From 2012 to 2016, it is estimated that the claims have increased by 4.7% on average, of which 3.5 % is attributable to an increase in the use (the number of claimants and the number of claims by claimant), and 1.2% is due to the growth in the cost of the medication. In 2016, the total cost average annual per claimant was $ 596 $, while it was 538 $ in 2012.
Increase in the number of claimants
For the same period, the average increase in the number of claimants stood at 2.1 %, which contributed 45 % to the growth, adds the study.
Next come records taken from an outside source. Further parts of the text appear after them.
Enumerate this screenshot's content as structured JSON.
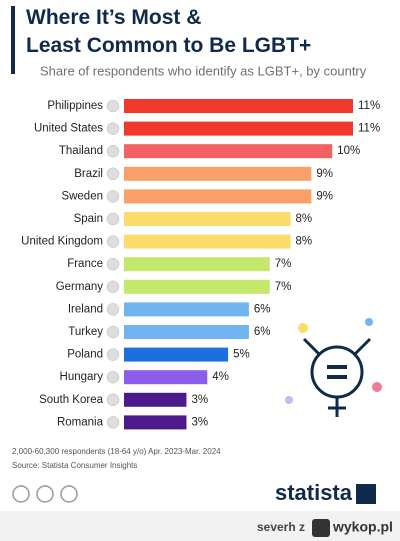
{
  "chart_data": {
    "type": "bar",
    "orientation": "horizontal",
    "title": "Where It’s Most & Least Common to Be LGBT+",
    "subtitle": "Share of respondents who identify as LGBT+, by country",
    "categories": [
      "Philippines",
      "United States",
      "Thailand",
      "Brazil",
      "Sweden",
      "Spain",
      "United Kingdom",
      "France",
      "Germany",
      "Ireland",
      "Turkey",
      "Poland",
      "Hungary",
      "South Korea",
      "Romania"
    ],
    "values": [
      11,
      11,
      10,
      9,
      9,
      8,
      8,
      7,
      7,
      6,
      6,
      5,
      4,
      3,
      3
    ],
    "value_labels": [
      "11%",
      "11%",
      "10%",
      "9%",
      "9%",
      "8%",
      "8%",
      "7%",
      "7%",
      "6%",
      "6%",
      "5%",
      "4%",
      "3%",
      "3%"
    ],
    "colors": [
      "#f0382b",
      "#f0382b",
      "#f26262",
      "#f9a068",
      "#f9a068",
      "#fbdb6a",
      "#fbdb6a",
      "#c3e86b",
      "#c3e86b",
      "#70b4f0",
      "#70b4f0",
      "#1c6fde",
      "#8b5de8",
      "#4c1a8c",
      "#4c1a8c"
    ],
    "note": "2,000-60,300 respondents (18-64 y/o) Apr. 2023-Mar. 2024",
    "source": "Source: Statista Consumer Insights",
    "brand": "statista"
  },
  "watermark": {
    "user": "severh z",
    "site": "wykop.pl"
  }
}
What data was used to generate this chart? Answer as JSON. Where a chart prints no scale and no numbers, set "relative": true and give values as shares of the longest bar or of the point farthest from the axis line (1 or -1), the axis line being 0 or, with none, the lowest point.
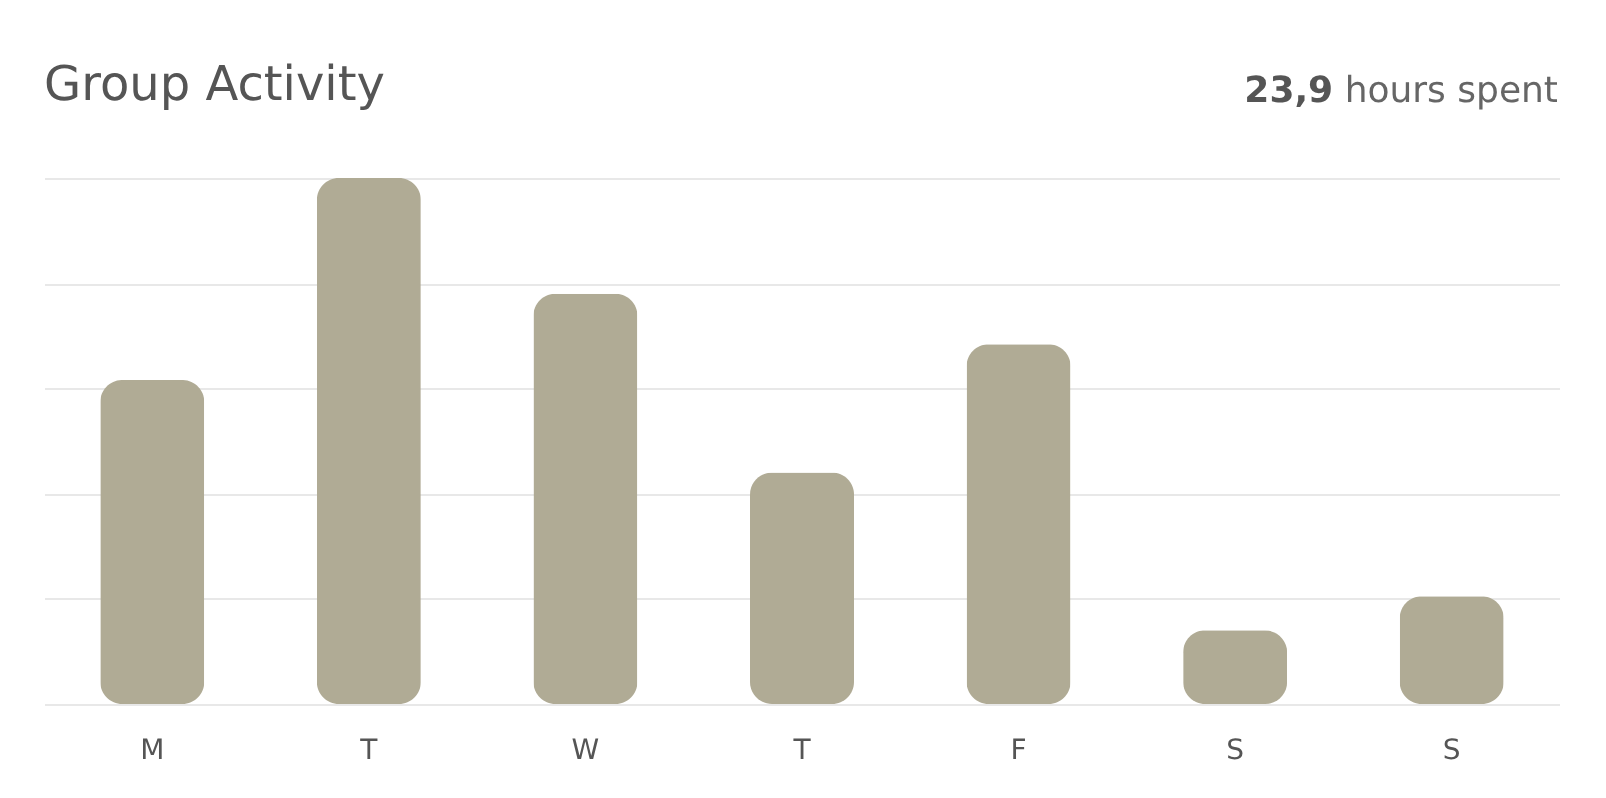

In addition, the number of claims for each of the claimants has also increased 1.4% and the cost of claims of up to 1.2 %, representing 30 % and 25 % of the total growth in the cost.
In addition to a larger number of claimants, innovative Drugs Canada explains that these increases are influenced by various factors, including the age of the claimants and the effects of drugs for chronic diseases and therapeutic drugs, including.
Invest in prevention
“Although the growth is primarily influenced by an increase in the use of drugs, costly due to a rise in chronic diseases in the context of an ageing workforce, the payers need to pay attention to the fact that many of these chronic diseases can be prevented, and that some are even reversible with the adoption of good lifestyle habits,” noted the authors.
They even suggest that the benefits programs to invest in programs wellness and prevention encouraging good habits of nutrition, sleep, exercise and stress management as a tool to control costs.
A study criticized
The second part of the study, which focuses on factors external to the experiment claim, however, is criticized, notably by thecanadian Association of insurance companies of persons (CLHIA). Its chairman and managing director, Stephen Frank, said in the Journal of insurance that some of the data that were used were ” misleading “.
Read the account of the interview with Mr. Frank in the edition of Monday, 20 August FlashFinance.ca.